The average rate on a 30-year mortgage in the U.S. has risen for the fifth consecutive week, reaching its highest point since early August. According to Freddie Mac, the rate increased to 6.72% from 6.54% the previous week. Despite this, it is still lower than the 7.76% average rate observed a year ago.
Borrowing costs for 15-year fixed-rate mortgages, favored by homeowners looking to refinance at a lower rate, also saw an increase. The average rate climbed to 5.99% from 5.71% last week. This is down from the 7.03% average rate a year ago, as reported by Freddie Mac.
An increase in mortgage rates can significantly impact borrowers, potentially adding hundreds of dollars in monthly costs. This reduction in purchasing power for homebuyers comes at a time when home prices are near all-time highs, even as the housing market experiences a sales slump dating back to 2022.
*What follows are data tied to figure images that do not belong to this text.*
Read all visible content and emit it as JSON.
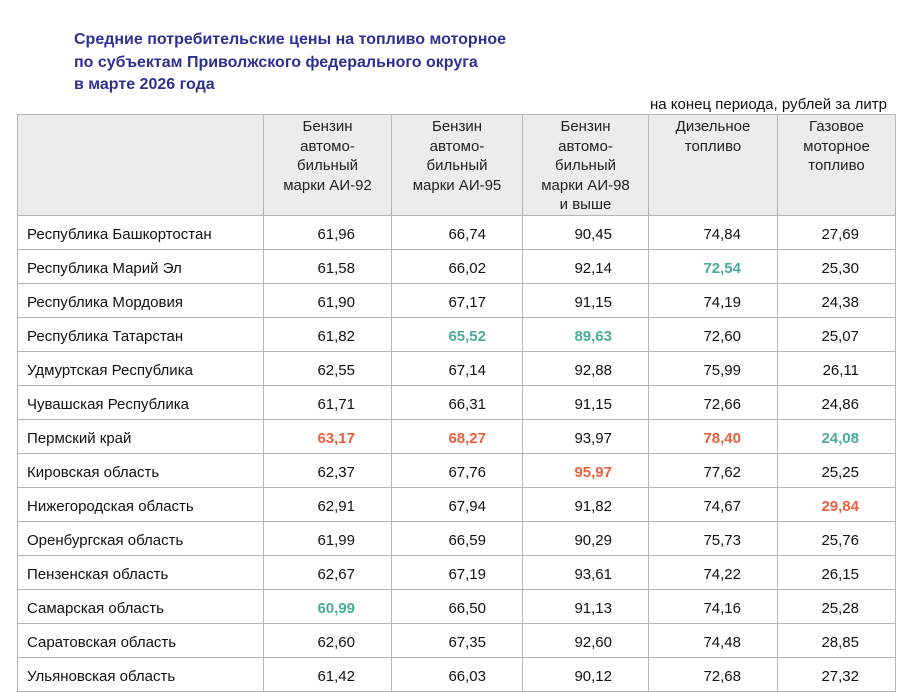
{
  "title_lines": [
    "Средние потребительские цены на топливо моторное",
    "по субъектам Приволжского федерального округа",
    "в марте 2026 года"
  ],
  "unit_note": "на конец периода, рублей за литр",
  "columns": [
    "",
    "Бензин автомо-бильный марки АИ-92",
    "Бензин автомо-бильный марки АИ-95",
    "Бензин автомо-бильный марки АИ-98 и выше",
    "Дизельное топливо",
    "Газовое моторное топливо"
  ],
  "header_lines": [
    [],
    [
      "Бензин",
      "автомо-",
      "бильный",
      "марки АИ-92"
    ],
    [
      "Бензин",
      "автомо-",
      "бильный",
      "марки АИ-95"
    ],
    [
      "Бензин",
      "автомо-",
      "бильный",
      "марки АИ-98",
      "и выше"
    ],
    [
      "Дизельное",
      "топливо"
    ],
    [
      "Газовое",
      "моторное",
      "топливо"
    ]
  ],
  "highlight_colors": {
    "max": "#e8603c",
    "min": "#4aab9c",
    "title": "#2e3192"
  },
  "rows": [
    {
      "region": "Республика Башкортостан",
      "values": [
        "61,96",
        "66,74",
        "90,45",
        "74,84",
        "27,69"
      ],
      "highlight": [
        "",
        "",
        "",
        "",
        ""
      ]
    },
    {
      "region": "Республика Марий Эл",
      "values": [
        "61,58",
        "66,02",
        "92,14",
        "72,54",
        "25,30"
      ],
      "highlight": [
        "",
        "",
        "",
        "min",
        ""
      ]
    },
    {
      "region": "Республика Мордовия",
      "values": [
        "61,90",
        "67,17",
        "91,15",
        "74,19",
        "24,38"
      ],
      "highlight": [
        "",
        "",
        "",
        "",
        ""
      ]
    },
    {
      "region": "Республика Татарстан",
      "values": [
        "61,82",
        "65,52",
        "89,63",
        "72,60",
        "25,07"
      ],
      "highlight": [
        "",
        "min",
        "min",
        "",
        ""
      ]
    },
    {
      "region": "Удмуртская Республика",
      "values": [
        "62,55",
        "67,14",
        "92,88",
        "75,99",
        "26,11"
      ],
      "highlight": [
        "",
        "",
        "",
        "",
        ""
      ]
    },
    {
      "region": "Чувашская Республика",
      "values": [
        "61,71",
        "66,31",
        "91,15",
        "72,66",
        "24,86"
      ],
      "highlight": [
        "",
        "",
        "",
        "",
        ""
      ]
    },
    {
      "region": "Пермский край",
      "values": [
        "63,17",
        "68,27",
        "93,97",
        "78,40",
        "24,08"
      ],
      "highlight": [
        "max",
        "max",
        "",
        "max",
        "min"
      ]
    },
    {
      "region": "Кировская область",
      "values": [
        "62,37",
        "67,76",
        "95,97",
        "77,62",
        "25,25"
      ],
      "highlight": [
        "",
        "",
        "max",
        "",
        ""
      ]
    },
    {
      "region": "Нижегородская область",
      "values": [
        "62,91",
        "67,94",
        "91,82",
        "74,67",
        "29,84"
      ],
      "highlight": [
        "",
        "",
        "",
        "",
        "max"
      ]
    },
    {
      "region": "Оренбургская область",
      "values": [
        "61,99",
        "66,59",
        "90,29",
        "75,73",
        "25,76"
      ],
      "highlight": [
        "",
        "",
        "",
        "",
        ""
      ]
    },
    {
      "region": "Пензенская область",
      "values": [
        "62,67",
        "67,19",
        "93,61",
        "74,22",
        "26,15"
      ],
      "highlight": [
        "",
        "",
        "",
        "",
        ""
      ]
    },
    {
      "region": "Самарская область",
      "values": [
        "60,99",
        "66,50",
        "91,13",
        "74,16",
        "25,28"
      ],
      "highlight": [
        "min",
        "",
        "",
        "",
        ""
      ]
    },
    {
      "region": "Саратовская область",
      "values": [
        "62,60",
        "67,35",
        "92,60",
        "74,48",
        "28,85"
      ],
      "highlight": [
        "",
        "",
        "",
        "",
        ""
      ]
    },
    {
      "region": "Ульяновская область",
      "values": [
        "61,42",
        "66,03",
        "90,12",
        "72,68",
        "27,32"
      ],
      "highlight": [
        "",
        "",
        "",
        "",
        ""
      ]
    }
  ]
}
The average rate on a 30-year home loan in the US hasn’t been this high since Aug. 1, when it was 6.73%. Several factors influence mortgage rates, including the bond market’s reaction to the Federal Reserve’s interest rate policy decisions and data on inflation and the economy. This can affect the trajectory of the 10-year Treasury yield, which lenders use as a guide for pricing home loans. The yield on the 10-year Treasury was at 4.30% on the bond market at midday Thursday. As recently as mid-September, it was at 3.62%. Just days before, the Federal Reserve cut its main interest rate for the first time in more than four years and signaled further cuts through 2026. Although the central bank doesn’t set mortgage rates, its policy pivot created a path for mortgage rates to generally go lower. However, that hasn’t been the case in recent weeks due to a series of encouraging reports on inflation and the US economy.
The average rate on a 30-year mortgage in the US has risen for the fifth week in a row, driven by a stronger U.S. economy which has pushed Treasury yields higher.
On Tuesday, it was reported that consumer confidence in the U.S. surged more than economists had anticipated. Additionally, the number of job openings decreased slightly in September, although the number of hires remained relatively stable. Should the government’s October U.S. jobs report, due on Friday, exceed expectations, it could further increase bond yields. According to Sam Khater, Freddie Mac’s chief economist, ‘With several potential inflection points happening over the next week, including the jobs report, the 2024 election, and the Federal Reserve interest rate decision, we can expect mortgage rates to remain volatile.’ Khater continued, ‘Although uncertainty will persist, it seems that mortgage rates are peaking, and we do not anticipate them to reach the levels seen earlier this year.’The average rate on a 30-year mortgage in the US has risen for the fifth week in a row. Previously, in May, it reached its peak at 7.22%. However, by late September, the average rate had dropped to 6.08%, marking its lowest level in two years. Economists anticipate that mortgage rates will continue to fluctuate throughout this year. They generally predict that rates will ease in 2025, which could increase the affordability for home shoppers. This development might also result in higher home prices if more buyers enter the market.